Currently the query is taking very long around 20 secs to return data with indexes. can someone suggest some tweaks in the follwing query to gain some more preformance out of it.

2

Answers


  1. SELECT
            u.user_id,
            max( u.name ) name,
            max( u.date_registered ) date_registered,
            max( phone_no ) phone_no,
            MAX(d.updated_at) last_uploaded_on,
            SUM(CASE WHEN d.STATUS != 2 
                    THEN 1 ELSE 0 END) docs_count
        FROM
            Users u
                JOIN UserDocuments d
                    ON u.user_id = d.user_id
                    AND d.document_id IN ('1', '2', '3', '4', '10', '11')
        WHERE
                u.region_id = 1 
            AND u.city_id = 8 
            AND u.user_type = 1 
            AND u.user_suspended = 0 
            AND u.is_enabled = 1 
            AND u.verification_status = -1
        GROUP BY
            u.user_id
        HAVING
            SUM(CASE WHEN d.STATUS != 2 
                    THEN 1 ELSE 0 END) < 6
        ORDER BY
            u.user_id ASC
        LIMIT 
            1000, 100
    

    Have indexes on your tables as

    user ( region_id, city_id, user_type, user_suspended, is_enabled, verification_status )
    UserDocuments ( user_id, document_id, status, updated_at )
    

    You are adding extra querying from the user table to both the inner and outer joins which might be killing it. Having an index on your critical "WHERE" components by user will pre-filter that set out. Only from that will it join to the UserDocuments table. By having the outer query get the counts() at the top level query.
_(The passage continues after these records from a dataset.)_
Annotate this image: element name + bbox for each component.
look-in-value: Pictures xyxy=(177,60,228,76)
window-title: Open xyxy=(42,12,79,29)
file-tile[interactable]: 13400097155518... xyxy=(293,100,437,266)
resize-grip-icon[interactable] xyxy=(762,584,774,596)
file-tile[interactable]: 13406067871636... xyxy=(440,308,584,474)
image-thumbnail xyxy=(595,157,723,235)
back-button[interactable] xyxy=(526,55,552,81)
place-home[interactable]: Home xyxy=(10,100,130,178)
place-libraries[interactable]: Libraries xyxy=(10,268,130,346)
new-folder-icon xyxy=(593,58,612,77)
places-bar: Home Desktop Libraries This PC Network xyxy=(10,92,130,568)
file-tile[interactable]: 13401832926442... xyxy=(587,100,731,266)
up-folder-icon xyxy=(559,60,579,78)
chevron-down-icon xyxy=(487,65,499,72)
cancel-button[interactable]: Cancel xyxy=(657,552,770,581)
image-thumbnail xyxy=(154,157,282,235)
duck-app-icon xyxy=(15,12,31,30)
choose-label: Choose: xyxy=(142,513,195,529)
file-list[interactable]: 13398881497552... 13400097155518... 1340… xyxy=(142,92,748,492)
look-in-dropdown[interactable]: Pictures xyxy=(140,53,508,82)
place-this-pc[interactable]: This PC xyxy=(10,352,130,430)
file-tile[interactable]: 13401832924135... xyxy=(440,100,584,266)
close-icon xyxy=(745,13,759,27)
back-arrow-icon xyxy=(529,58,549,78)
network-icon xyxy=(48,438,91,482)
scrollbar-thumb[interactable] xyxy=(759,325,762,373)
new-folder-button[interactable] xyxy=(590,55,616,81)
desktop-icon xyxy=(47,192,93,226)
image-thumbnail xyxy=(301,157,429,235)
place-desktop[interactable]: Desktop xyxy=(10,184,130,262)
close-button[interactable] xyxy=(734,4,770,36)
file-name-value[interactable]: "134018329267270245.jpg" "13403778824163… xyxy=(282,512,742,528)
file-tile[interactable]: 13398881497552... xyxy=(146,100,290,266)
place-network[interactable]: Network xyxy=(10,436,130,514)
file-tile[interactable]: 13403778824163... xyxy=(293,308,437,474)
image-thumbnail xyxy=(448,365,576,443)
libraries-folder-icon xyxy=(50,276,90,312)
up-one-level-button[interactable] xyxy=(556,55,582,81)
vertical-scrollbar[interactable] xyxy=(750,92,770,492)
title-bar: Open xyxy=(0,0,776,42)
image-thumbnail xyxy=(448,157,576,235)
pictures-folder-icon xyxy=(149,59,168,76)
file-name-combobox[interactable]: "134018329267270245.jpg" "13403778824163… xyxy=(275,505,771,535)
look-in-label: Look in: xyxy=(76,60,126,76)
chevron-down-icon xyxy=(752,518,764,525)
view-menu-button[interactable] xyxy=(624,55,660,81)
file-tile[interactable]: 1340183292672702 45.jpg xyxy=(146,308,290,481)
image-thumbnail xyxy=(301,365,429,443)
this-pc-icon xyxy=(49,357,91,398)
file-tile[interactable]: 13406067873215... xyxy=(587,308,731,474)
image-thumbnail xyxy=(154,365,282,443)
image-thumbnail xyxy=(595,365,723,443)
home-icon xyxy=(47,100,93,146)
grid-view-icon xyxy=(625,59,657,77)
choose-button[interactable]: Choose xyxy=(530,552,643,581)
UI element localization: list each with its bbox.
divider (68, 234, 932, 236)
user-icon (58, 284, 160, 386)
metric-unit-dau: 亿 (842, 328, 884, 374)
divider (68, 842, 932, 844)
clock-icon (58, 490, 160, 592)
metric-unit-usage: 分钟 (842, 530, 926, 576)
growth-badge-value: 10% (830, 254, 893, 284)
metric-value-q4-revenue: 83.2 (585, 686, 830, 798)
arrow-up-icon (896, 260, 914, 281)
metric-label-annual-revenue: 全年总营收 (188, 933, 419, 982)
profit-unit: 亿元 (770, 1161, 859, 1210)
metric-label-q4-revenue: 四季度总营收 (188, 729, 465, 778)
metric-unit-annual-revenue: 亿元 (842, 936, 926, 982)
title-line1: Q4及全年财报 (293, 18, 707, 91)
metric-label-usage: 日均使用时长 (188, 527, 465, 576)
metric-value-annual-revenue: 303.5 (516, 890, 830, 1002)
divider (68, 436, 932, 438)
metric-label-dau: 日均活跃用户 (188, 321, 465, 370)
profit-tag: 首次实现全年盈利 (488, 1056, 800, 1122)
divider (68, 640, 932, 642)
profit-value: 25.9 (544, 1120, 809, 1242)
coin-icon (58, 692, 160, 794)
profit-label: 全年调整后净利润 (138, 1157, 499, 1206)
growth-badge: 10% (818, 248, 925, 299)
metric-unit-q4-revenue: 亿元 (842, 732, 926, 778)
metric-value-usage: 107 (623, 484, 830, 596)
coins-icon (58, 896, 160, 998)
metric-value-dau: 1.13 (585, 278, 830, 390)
    Since the users name, registered and phone dont change per user, applying max() to each respectively prevents the need of adding those columns to the group by clause.

    The index on the documents table on only the columns needed to confirm status and document_id and when last updated. This prevents the engine from having to go to the raw data pages as it can get the qualifying details directly from the index parts saving you time too.

    Login or Signup to reply.
    • LIMIT without ORDER BY does not make sense.
    • An ORDER BY in a ‘derived table’ is ignored.
    • Will you really have thousands of result rows? (I see the "offset of 1000".)
    • Use JOIN instead of IN ( SELECT ... )
    • What indexes do you have? I suggest INDEX(region_id, city_id, user_id)
    • CASE WHEN d.STATUS != 2 THEN 1 ELSE 0 END can be shortened to d.status != 2.
    • How many different values of status are there? If only two, then flip the test to d.status = 1`.